In 2020, Prestige Falcon acquired stake in DB (BKC) Realtors by buying out holdings of entities such as IIRF XI Holdings and from Vistra ITCL. The entity was subsequently renamed Prestige (BKC) Realtors and it is engaged in building commercial projects in the Bandra Kurla area of Mumbai.

Prestige Estates has also bought out DB Realty’s stake in Turf Estate Joint Venture for ₹197.8 crore. In 2021, Prestige Falcon Realty Ventures invested in Turf Estate Joint Venture as a new partner with an equal share of profit and losses with DB Realty. The company is developing mixed-use projects in Mahalakshmi suburb of Mumbai, covering an area of 2.6 million square feet comprising of two office towers along with retail.
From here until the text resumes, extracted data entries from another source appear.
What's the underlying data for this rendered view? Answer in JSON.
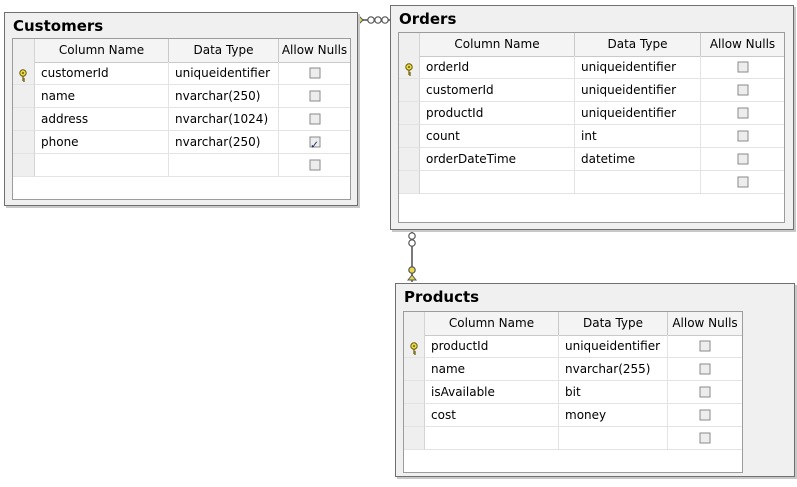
{
  "columns_header": {
    "name": "Column Name",
    "type": "Data Type",
    "nulls": "Allow Nulls"
  },
  "customers": {
    "title": "Customers",
    "rows": [
      {
        "name": "customerId",
        "type": "uniqueidentifier",
        "primary_key": true,
        "allow_nulls": false
      },
      {
        "name": "name",
        "type": "nvarchar(250)",
        "primary_key": false,
        "allow_nulls": false
      },
      {
        "name": "address",
        "type": "nvarchar(1024)",
        "primary_key": false,
        "allow_nulls": false
      },
      {
        "name": "phone",
        "type": "nvarchar(250)",
        "primary_key": false,
        "allow_nulls": true
      },
      {
        "name": "",
        "type": "",
        "primary_key": false,
        "allow_nulls": false
      }
    ]
  },
  "orders": {
    "title": "Orders",
    "rows": [
      {
        "name": "orderId",
        "type": "uniqueidentifier",
        "primary_key": true,
        "allow_nulls": false
      },
      {
        "name": "customerId",
        "type": "uniqueidentifier",
        "primary_key": false,
        "allow_nulls": false
      },
      {
        "name": "productId",
        "type": "uniqueidentifier",
        "primary_key": false,
        "allow_nulls": false
      },
      {
        "name": "count",
        "type": "int",
        "primary_key": false,
        "allow_nulls": false
      },
      {
        "name": "orderDateTime",
        "type": "datetime",
        "primary_key": false,
        "allow_nulls": false
      },
      {
        "name": "",
        "type": "",
        "primary_key": false,
        "allow_nulls": false
      }
    ]
  },
  "products": {
    "title": "Products",
    "rows": [
      {
        "name": "productId",
        "type": "uniqueidentifier",
        "primary_key": true,
        "allow_nulls": false
      },
      {
        "name": "name",
        "type": "nvarchar(255)",
        "primary_key": false,
        "allow_nulls": false
      },
      {
        "name": "isAvailable",
        "type": "bit",
        "primary_key": false,
        "allow_nulls": false
      },
      {
        "name": "cost",
        "type": "money",
        "primary_key": false,
        "allow_nulls": false
      },
      {
        "name": "",
        "type": "",
        "primary_key": false,
        "allow_nulls": false
      }
    ]
  },
  "relationships": [
    {
      "from": "orders.customerId",
      "to": "customers.customerId"
    },
    {
      "from": "orders.productId",
      "to": "products.productId"
    }
  ],
  "colors": {
    "key": "#e8d84a",
    "box": "#f0f0f0",
    "border": "#6f6f6f"
  }
}
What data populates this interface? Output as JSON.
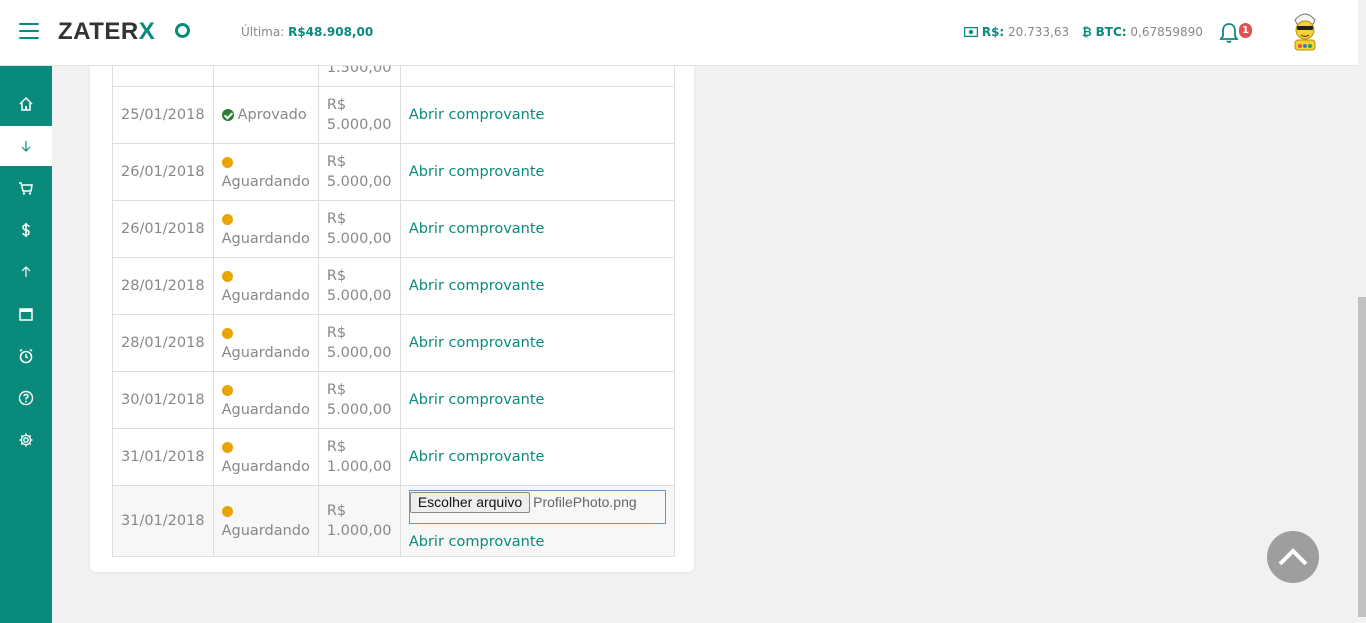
{
  "header": {
    "logo_text": "ZATER",
    "logo_x": "X",
    "last_label": "Última:",
    "last_value": "R$48.908,00",
    "brl_label": "R$:",
    "brl_value": "20.733,63",
    "btc_label": "BTC:",
    "btc_value": "0,67859890",
    "notifications": "1"
  },
  "sidebar": {
    "items": [
      {
        "name": "home",
        "icon": "home-icon"
      },
      {
        "name": "deposit",
        "icon": "arrow-down-icon",
        "active": true
      },
      {
        "name": "cart",
        "icon": "cart-icon"
      },
      {
        "name": "money",
        "icon": "dollar-icon"
      },
      {
        "name": "withdraw",
        "icon": "arrow-up-icon"
      },
      {
        "name": "calendar",
        "icon": "calendar-icon"
      },
      {
        "name": "alarm",
        "icon": "alarm-icon"
      },
      {
        "name": "help",
        "icon": "help-icon"
      },
      {
        "name": "settings",
        "icon": "gear-icon"
      }
    ]
  },
  "table": {
    "partial_row": {
      "amount_tail": "1.500,00"
    },
    "rows": [
      {
        "date": "25/01/2018",
        "status": "Aprovado",
        "currency": "R$",
        "amount": "5.000,00",
        "link": "Abrir comprovante"
      },
      {
        "date": "26/01/2018",
        "status": "Aguardando",
        "currency": "R$",
        "amount": "5.000,00",
        "link": "Abrir comprovante"
      },
      {
        "date": "26/01/2018",
        "status": "Aguardando",
        "currency": "R$",
        "amount": "5.000,00",
        "link": "Abrir comprovante"
      },
      {
        "date": "28/01/2018",
        "status": "Aguardando",
        "currency": "R$",
        "amount": "5.000,00",
        "link": "Abrir comprovante"
      },
      {
        "date": "28/01/2018",
        "status": "Aguardando",
        "currency": "R$",
        "amount": "5.000,00",
        "link": "Abrir comprovante"
      },
      {
        "date": "30/01/2018",
        "status": "Aguardando",
        "currency": "R$",
        "amount": "5.000,00",
        "link": "Abrir comprovante"
      },
      {
        "date": "31/01/2018",
        "status": "Aguardando",
        "currency": "R$",
        "amount": "1.000,00",
        "link": "Abrir comprovante"
      },
      {
        "date": "31/01/2018",
        "status": "Aguardando",
        "currency": "R$",
        "amount": "1.000,00",
        "link": "Abrir comprovante",
        "file_button": "Escolher arquivo",
        "file_name": "ProfilePhoto.png"
      }
    ]
  },
  "colors": {
    "accent": "#0a8a7b",
    "approved": "#2e7d32",
    "pending": "#e8a400",
    "badge": "#e05252"
  }
}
“These are strategic assets and Prestige Group intends to consolidate the stake in these key locations. We believe, this also creates long term value and enhances our annuity rental portfolio,” Chief Executive Officer Venkata K Narayana said, in response to an email from businessline seeking the rationale for the stake buy.

Among real estate circles there have been strong rumors that the progress on the two projects has been slow due to DB Realty’s financial constraints. Earlier this year during a chat with businessline on this issue, Narayana had refuted the allegations and said that the projects were on track.

DB Realty, in which Rekha Jhunjhunwala, wife of the late investor Rakesh Jhunjhunwala, held about 1.4 per cent stake as on March-end, did not respond to a query sent to its investor relations email ID. There was also no response to calls made to its office.

In the notes to the accounts of the results for the December quarter the company stated that it has debt obligations worth over ₹1,000 crore in the next 12 months. It added that the obligations were “higher than the current assets which are liquid in nature.” This could result in significant uncertainty on its ability to meet these debt obligations and continue as going concern. It said the management was addressing this issue “robustly” and has entered into one time settlement with various lenders, raised funds through issued convertible warrants, entered into development agreements and joint ventures to revive various projects with “significantly high growth potential”.

In a more recent filing in April the company stated that it had not defaulted on any outstanding dues to its lenders and pegged its total debt at ₹976.54 crore.